I suggest FlowCrypt as a starting point. Although it uses PGP, the software was patched almost as soon as the EFAIL announcement was made.
FlowCrypt Installation Instructions
Here's how to install FlowCrypt in Chrome.
Step 1: Open Chrome. At the top left of the browser window, click "Apps."
Step 2: Now Click on "Web Store". This will take you to the storefront.
Step 4: In the web store, search for 'Flow Crypt."It should look like this.
Step 5: Click "Add to Chrome." This will install the extension.
Step 6: When Google asks, agree to add FlowCrypt.
Step 7: Click the FlowCrypt icon at the top right of the browser window.

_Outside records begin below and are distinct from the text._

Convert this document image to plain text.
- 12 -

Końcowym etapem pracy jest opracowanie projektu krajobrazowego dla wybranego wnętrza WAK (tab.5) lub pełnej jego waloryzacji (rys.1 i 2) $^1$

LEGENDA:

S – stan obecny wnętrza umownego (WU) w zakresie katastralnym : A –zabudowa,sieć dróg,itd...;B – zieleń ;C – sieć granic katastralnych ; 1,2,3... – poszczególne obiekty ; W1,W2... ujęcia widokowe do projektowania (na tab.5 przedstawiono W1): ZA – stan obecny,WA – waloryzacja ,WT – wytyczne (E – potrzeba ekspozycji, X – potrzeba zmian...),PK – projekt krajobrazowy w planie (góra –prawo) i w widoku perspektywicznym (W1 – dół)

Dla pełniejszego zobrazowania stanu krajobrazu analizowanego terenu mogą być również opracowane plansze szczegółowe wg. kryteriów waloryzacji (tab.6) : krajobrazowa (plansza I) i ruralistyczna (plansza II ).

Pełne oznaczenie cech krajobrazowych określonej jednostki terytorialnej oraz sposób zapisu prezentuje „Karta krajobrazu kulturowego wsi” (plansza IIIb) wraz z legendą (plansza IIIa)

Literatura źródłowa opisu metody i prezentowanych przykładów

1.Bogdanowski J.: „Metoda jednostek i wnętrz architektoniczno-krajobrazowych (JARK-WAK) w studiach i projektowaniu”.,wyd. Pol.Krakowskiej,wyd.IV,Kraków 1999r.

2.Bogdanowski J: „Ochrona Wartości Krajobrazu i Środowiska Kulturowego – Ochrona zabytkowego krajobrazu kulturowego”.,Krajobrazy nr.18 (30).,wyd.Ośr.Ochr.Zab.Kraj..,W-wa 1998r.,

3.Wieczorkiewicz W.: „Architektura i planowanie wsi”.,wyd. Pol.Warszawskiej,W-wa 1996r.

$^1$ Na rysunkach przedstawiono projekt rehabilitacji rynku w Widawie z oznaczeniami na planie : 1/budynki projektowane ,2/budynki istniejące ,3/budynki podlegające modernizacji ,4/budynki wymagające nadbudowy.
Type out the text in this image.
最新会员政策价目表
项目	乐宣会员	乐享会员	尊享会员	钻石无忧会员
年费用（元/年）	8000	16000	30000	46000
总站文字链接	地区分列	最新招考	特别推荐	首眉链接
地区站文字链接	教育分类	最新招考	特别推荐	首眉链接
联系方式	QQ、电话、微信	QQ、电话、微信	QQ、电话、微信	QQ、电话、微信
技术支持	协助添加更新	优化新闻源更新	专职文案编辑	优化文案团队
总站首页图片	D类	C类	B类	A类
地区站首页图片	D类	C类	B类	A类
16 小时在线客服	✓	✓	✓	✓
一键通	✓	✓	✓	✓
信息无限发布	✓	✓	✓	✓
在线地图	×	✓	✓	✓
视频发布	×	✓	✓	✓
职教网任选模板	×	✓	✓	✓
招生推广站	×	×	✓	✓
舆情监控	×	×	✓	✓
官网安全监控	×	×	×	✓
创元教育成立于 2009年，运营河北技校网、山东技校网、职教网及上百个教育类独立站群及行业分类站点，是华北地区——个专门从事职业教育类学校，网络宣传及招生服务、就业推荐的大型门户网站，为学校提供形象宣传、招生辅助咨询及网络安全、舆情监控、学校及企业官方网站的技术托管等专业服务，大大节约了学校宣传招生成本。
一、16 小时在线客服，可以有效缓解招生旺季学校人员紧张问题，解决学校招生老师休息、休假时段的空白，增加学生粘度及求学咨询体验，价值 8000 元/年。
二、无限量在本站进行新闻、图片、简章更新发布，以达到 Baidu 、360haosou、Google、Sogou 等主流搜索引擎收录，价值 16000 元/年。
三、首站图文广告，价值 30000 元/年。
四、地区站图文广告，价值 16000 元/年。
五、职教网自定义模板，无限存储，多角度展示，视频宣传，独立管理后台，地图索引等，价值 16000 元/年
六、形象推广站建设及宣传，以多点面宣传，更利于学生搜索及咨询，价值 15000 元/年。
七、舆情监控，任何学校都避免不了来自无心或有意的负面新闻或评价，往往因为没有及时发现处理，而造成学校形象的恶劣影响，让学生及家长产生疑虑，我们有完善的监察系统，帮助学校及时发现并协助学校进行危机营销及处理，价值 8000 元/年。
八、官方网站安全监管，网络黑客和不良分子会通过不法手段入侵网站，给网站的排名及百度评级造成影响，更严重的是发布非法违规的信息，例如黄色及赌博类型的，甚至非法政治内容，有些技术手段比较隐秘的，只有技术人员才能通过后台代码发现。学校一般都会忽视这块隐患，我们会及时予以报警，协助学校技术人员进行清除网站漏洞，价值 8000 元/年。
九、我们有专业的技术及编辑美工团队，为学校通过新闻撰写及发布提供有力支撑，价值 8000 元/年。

Step 8: Click on "Continue With Gmail"
Step 9: Now click "Allow" when asked for permissions.
Step 10: After doing this, you'll be asked what encryption key you'd like to use. Most people can just click on "New Encryption Key," which is the quick setup.
Step 11: Following this, you'll have to set quite a strong passphrase. Make sure you either never forget it or write it down in a safe place.
Step 12: Now all you have to do when sending encrypted mail is click "secure compose" in Gmail.
Step 13: If the recipient doesn't have encryption, just click "add one-time password" in the email compose window and choose one. The person on the other end can use the password to unlock their message.
Keep It Secret, Keep It Safe
Yes, when Gandalf the Grey uttered those words in the Lord of the Rings he wasn’t referring to your emails. But the advice is still just as relevant. Not every email you send has to be secured with strong encryption. The real test is when you imagine what would happen if some stranger could read the email in question. If the answer is “lots of bad things” then you should probably encrypt it.
As we saw above, it’s not hard to set up good email encryption. Once you have your client and certificates sorted, it’s about the same as sending a regular email regarding difficulty.
While there are alternatives to email, such as Signal, the fact is that we’ll be using this ancient form of electronic mail for years to come. In fact, email is much more likely to evolve than disappear. So if you are going to use it, use it safely!